I need to create a materialized RDF model from a relational dataset with 28 tables which have around 500 of columns and 10 million of rows.
I'm following these steps to build the RDF graph:
--1.- Insert the R2RML mapping triples into staging table insert into STAGE_TABLE ....; --(14439 lines inserted into STAGE_TABLE) --2.- Create a virtual rdf model from this table execute sem_apis.create_rdfview_model( model_name => 'virtual_model', tables => NULL, r2rml_table_owner => 'MYUSER', r2rml_table_name => 'STAGE_TABLE'); --3.- Export into an staging stable the triples from the virtual model truncate table STAGE_TABLE drop storage; execute sem_apis.export_rdfview_model(model_name => 'virtual_model', rdf_table_owner => 'MYUSER', rdf_table_name => 'STAGE_TABLE' ); --4.- Create the rdf model execute sem_apis.create_sem_model('mat_model', 'rdf_data', 'triple'); --5.- Bulk load into the rdf model the triples from staging table execute sem_apis.bulk_load_from_staging_table('mat_model','MYUSER','STAGE_TABLE');
I tried to build the RDF graph, but now the error was with the hard disk space, because the size of hard disk in the server is 200 GB, principally the TEMPORARY tablespace increased very much (~112 GB).
I would like to know:
1.- Why so much space is needed for building the RDF graph? 200 GB was not enough to create the RDF graph from a relational data set of 20 GB.
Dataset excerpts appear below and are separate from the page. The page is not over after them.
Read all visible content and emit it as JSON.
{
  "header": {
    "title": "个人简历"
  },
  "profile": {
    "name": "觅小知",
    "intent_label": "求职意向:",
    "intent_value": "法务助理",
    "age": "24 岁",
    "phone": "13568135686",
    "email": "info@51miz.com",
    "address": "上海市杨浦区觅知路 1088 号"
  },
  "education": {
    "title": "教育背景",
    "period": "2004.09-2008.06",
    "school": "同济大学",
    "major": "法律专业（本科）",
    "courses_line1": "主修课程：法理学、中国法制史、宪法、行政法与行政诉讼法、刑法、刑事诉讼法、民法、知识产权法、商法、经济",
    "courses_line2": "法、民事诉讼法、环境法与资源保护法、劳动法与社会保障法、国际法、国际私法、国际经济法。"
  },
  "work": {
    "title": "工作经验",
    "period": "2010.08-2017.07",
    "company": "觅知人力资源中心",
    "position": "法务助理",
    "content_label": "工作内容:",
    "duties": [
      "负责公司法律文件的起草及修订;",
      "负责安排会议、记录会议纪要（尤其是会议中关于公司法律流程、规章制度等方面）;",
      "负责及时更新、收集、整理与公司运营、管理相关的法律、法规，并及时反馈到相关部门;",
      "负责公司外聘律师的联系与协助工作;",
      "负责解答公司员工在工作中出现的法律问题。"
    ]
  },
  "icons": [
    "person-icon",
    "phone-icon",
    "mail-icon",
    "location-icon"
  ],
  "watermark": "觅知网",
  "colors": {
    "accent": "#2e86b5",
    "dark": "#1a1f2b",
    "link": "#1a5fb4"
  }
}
2.- Is there some relationship between referred metrics (numbers of tables, columns and rows) to size the necessary space that will be required?
Since you have already materialized (exported) the RDF triples from RDF View, please check the count(*) on MYUSER.STAGE_TABLE.
For direct mapping, if the number of columns is in a table is C and the number of rows is R, then number of RDF triples that usually get generated is (C+1) * R.
For R2RML mapping (which you seem to be using), it depends upon the actual mapping (e.g., how many PredicateObjectMaps are being used, and so on).